GLUT activity was assayed as [3H]2-deoxyglucose uptake following insulin stimulation in the mouse or rat primary adipocytes cell models as described previously. Glucose uptake was quantified in the presence of atazanavir in combination with ritonavir at various doses to approximate concentrations expected in patients. PIs and insulin (1 mM) added in glucose-free KRBH buffer with 3% BSA to adipocytes from fasted rat epididymal fat pad or human SAT, add labeled deoxyglucose (30 minutes), reaction stopped with 400 mM Cyto B (35 minutes).

Noor reported that at concentrations up to 3 mM their was no effect of RTV on insulin-stimulated glucose.
ATV, at therapeutic concentration, alone and in combination with RTV (2 mM) at concentrations observed with pharmacologically enhanced ATV did not inhibit glucose uptake in human primary adipocytes. At higher concentrations (doses) of 3-10 mM (concentrations seen in patients) there appeared to be a slightly greater affect on reducing glucose uptake but similar effect, and when concentration was increased to 30 mM there was only a less than 50% inhibition.
At concentrations of 3 mM or higher lopinavir strongly inhibited insulin-stimulated glucose uptake. When RTV was added (2 mM) to lopinavir no further inhibitory affect was seen.

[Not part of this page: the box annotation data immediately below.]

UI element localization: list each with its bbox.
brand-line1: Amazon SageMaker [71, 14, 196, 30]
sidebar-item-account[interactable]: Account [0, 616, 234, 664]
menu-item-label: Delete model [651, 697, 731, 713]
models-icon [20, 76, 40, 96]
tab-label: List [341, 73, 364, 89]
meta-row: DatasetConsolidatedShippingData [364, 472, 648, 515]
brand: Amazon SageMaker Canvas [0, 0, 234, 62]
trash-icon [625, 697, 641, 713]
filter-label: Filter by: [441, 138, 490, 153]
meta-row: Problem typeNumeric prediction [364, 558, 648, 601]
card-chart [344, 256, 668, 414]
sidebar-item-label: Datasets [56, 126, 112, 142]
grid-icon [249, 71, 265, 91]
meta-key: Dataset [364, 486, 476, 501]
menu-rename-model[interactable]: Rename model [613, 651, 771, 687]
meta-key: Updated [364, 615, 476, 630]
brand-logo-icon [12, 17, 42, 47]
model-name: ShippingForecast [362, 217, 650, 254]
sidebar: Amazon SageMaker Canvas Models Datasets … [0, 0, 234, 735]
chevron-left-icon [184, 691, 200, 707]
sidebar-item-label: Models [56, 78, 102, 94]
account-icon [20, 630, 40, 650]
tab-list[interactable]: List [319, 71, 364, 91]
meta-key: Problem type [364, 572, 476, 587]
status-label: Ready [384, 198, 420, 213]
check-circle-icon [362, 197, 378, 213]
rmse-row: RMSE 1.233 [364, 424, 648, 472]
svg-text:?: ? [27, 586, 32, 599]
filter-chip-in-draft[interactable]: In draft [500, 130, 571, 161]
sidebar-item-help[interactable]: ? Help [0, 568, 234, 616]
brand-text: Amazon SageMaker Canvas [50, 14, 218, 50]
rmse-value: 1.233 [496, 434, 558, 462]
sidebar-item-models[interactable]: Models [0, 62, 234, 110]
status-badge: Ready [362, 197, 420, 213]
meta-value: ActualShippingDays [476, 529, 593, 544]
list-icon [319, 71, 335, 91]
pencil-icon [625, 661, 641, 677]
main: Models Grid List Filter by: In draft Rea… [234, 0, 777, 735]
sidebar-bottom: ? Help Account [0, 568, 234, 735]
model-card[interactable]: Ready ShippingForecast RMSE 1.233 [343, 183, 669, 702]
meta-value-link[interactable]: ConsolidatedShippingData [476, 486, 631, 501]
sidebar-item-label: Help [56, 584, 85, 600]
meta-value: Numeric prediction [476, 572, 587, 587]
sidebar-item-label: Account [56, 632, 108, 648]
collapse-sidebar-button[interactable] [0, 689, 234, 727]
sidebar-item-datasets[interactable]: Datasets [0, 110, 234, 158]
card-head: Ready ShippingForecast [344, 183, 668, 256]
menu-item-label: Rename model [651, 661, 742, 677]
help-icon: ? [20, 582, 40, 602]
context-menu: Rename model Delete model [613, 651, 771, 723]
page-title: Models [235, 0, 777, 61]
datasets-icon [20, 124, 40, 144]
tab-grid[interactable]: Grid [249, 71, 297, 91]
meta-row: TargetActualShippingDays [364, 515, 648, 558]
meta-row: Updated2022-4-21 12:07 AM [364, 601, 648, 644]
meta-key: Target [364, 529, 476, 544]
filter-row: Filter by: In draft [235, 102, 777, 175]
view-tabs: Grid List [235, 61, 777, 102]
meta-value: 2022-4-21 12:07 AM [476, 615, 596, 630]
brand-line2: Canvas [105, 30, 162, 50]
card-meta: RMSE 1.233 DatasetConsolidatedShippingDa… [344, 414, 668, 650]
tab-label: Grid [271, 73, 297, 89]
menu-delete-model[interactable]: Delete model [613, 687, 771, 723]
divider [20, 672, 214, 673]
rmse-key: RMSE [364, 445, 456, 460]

At concentrations of RTV of 0, 1, 2, and 3 mM when added to ATZ and LPV, ATZ had higher insulin-stimulated glucose uptake at all of these concentrations than LPV/r. (n=6, ATV & LPV at 30 mM.
Noor concluded:
RTV at concentrations of <=3 mM dose does not affect insulin-stimulated glucose uptake. Inhibitory effect is observed at 10 or more mM.
ATV as a single drug at <=10 mM or combined with low concentration RTV up to 3 mM, which is about the Cmax observed in patients treated with boosted ATV, has very little effect on insulin stimulated glucose uptake, whereas LPV as single drug at <=3 mM or combined with low concentration RTV up to 3 mM affects insulin stimulated glucose uptake in vitro.
Clinical correlation and confirmation studies in patients are needed and planned.